J’ai toujours eu une petite tendresse presque inexplicable pour Captain America. Je parle des films davantage que du personnage, entendons nous, dont le charisme, rappelons-le, est proche de celui d’un pancake ayant dépassé sa date de péremption.
Un côté vintage fun dans le premier volet, une ambiance complotiste boum boum dans le second parvenait à conjuguer la surenchère propre à Marvel avec quelques singularités un peu amusantes.
Il y avait tout de même fort à craindre de ce nouvel opus qui se présentait davantage comme un nouveau chapitre d’une méga franchise avec casting all-stars, au risque de nous rejouer le tapis rouge vif des Avengers.
Marvel reste fidèle à lui-même : grosses bastons entrecoupées d’INTERMINABLES scène de dialogues largement dispensables, devisant sur un nouveau sujet qui, en creux, dessine tout de même une propagande assez tendancieuse : soit la question des dommages collatéraux, question pour le moins épineuse à l’endroit des USA/maîtres du monde.

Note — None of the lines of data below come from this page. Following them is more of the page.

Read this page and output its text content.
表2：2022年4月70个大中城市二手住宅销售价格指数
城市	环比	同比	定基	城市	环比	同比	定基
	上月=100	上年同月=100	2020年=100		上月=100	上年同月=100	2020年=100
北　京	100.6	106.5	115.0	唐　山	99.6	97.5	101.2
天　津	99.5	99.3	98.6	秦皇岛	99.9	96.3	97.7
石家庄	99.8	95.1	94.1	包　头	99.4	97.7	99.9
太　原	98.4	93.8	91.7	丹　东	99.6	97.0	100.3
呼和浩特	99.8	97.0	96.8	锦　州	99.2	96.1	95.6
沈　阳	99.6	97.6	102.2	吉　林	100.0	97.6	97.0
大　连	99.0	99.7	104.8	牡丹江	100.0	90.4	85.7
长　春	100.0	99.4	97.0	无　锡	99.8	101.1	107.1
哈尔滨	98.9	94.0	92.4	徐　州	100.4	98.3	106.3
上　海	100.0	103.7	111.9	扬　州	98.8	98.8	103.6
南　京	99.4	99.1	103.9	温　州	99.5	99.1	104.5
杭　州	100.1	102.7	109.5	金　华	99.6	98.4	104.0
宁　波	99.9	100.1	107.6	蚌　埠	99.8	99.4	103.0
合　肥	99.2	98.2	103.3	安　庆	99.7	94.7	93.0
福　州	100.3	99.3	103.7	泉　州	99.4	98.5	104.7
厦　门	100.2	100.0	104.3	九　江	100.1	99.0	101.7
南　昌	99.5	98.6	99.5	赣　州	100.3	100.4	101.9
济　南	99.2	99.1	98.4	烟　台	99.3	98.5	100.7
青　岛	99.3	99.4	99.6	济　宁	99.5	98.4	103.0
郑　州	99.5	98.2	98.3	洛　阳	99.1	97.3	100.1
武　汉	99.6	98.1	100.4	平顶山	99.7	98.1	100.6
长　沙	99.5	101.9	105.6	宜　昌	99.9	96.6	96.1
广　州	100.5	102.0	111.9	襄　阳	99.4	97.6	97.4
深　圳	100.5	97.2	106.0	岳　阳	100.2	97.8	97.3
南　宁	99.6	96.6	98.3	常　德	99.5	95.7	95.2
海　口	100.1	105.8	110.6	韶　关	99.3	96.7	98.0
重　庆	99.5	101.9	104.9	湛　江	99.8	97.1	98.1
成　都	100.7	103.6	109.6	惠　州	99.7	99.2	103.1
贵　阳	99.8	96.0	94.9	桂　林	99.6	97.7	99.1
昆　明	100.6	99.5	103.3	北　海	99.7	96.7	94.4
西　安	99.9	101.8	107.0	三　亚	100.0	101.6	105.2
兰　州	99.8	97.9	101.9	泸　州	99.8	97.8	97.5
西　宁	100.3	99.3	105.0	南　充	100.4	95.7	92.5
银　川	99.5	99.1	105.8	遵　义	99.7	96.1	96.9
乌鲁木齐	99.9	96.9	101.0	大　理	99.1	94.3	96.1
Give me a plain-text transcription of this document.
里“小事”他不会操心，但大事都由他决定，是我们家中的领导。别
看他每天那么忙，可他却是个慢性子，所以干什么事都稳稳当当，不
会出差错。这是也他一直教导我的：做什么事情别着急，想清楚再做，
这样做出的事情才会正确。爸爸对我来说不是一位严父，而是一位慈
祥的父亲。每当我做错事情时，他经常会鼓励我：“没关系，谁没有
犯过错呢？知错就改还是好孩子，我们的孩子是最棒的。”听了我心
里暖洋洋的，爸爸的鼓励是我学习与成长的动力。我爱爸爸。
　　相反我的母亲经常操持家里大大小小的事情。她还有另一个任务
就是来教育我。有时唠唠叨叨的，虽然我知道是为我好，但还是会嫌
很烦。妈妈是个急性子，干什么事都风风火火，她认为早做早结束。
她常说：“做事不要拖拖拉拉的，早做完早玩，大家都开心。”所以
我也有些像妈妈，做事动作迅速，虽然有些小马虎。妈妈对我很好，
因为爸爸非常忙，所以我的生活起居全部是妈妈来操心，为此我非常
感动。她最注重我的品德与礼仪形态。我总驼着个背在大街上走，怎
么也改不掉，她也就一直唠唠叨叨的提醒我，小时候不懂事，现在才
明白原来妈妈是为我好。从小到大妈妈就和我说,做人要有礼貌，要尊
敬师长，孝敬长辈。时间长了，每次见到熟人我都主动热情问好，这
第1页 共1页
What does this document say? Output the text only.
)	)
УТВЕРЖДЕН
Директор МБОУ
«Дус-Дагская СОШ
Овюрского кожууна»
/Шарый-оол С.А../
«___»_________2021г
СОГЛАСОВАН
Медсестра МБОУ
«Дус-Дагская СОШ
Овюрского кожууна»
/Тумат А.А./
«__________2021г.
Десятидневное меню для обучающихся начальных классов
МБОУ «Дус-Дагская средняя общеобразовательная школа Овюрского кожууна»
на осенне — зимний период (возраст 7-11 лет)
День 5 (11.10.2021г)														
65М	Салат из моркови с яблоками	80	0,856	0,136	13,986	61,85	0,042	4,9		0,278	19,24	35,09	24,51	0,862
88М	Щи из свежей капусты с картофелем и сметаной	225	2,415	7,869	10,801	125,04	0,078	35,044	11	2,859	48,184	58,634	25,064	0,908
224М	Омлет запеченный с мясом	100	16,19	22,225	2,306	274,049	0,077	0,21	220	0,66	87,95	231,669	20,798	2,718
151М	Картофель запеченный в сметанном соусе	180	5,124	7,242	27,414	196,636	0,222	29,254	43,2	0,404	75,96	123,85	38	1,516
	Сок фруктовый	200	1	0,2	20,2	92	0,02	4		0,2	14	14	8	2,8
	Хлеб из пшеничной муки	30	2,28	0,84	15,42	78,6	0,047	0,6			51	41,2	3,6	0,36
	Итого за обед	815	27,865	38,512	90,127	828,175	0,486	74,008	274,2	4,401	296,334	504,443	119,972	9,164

Les victimes innocentes reprochent, en gros, aux justiciers bourrins d’avoir été dans l’œil de leur cyclone, d’où cas de conscience et résolution de passer sous le contrôle de l’ONU. Sans que le dilemme soit vraiment réglé à la fin, on nous explique tout de même avec des arguments lestés de béton, de vibranium et Cie que bon, voilà, c’est quand même grâce à eux et leur sens de l’initiative au-dessus des lois qu’on vit encore dans un monde libre. Hum.
Ces débats occasionnent tout de même une réflexion méta plutôt intéressante de la Vision sur la surenchère à laquelle se condamne l’écurie Marvel : les héros se multiplient de façon exponentielle et sont autant de défis à des convoitises de méchants mal intentionnés : pas d’Avengers, en somme, pas de menace, et un monde peut-être plus en paix. Jolie variation sur l’adage selon lequel les peuples heureux n’ont pas d’histoire.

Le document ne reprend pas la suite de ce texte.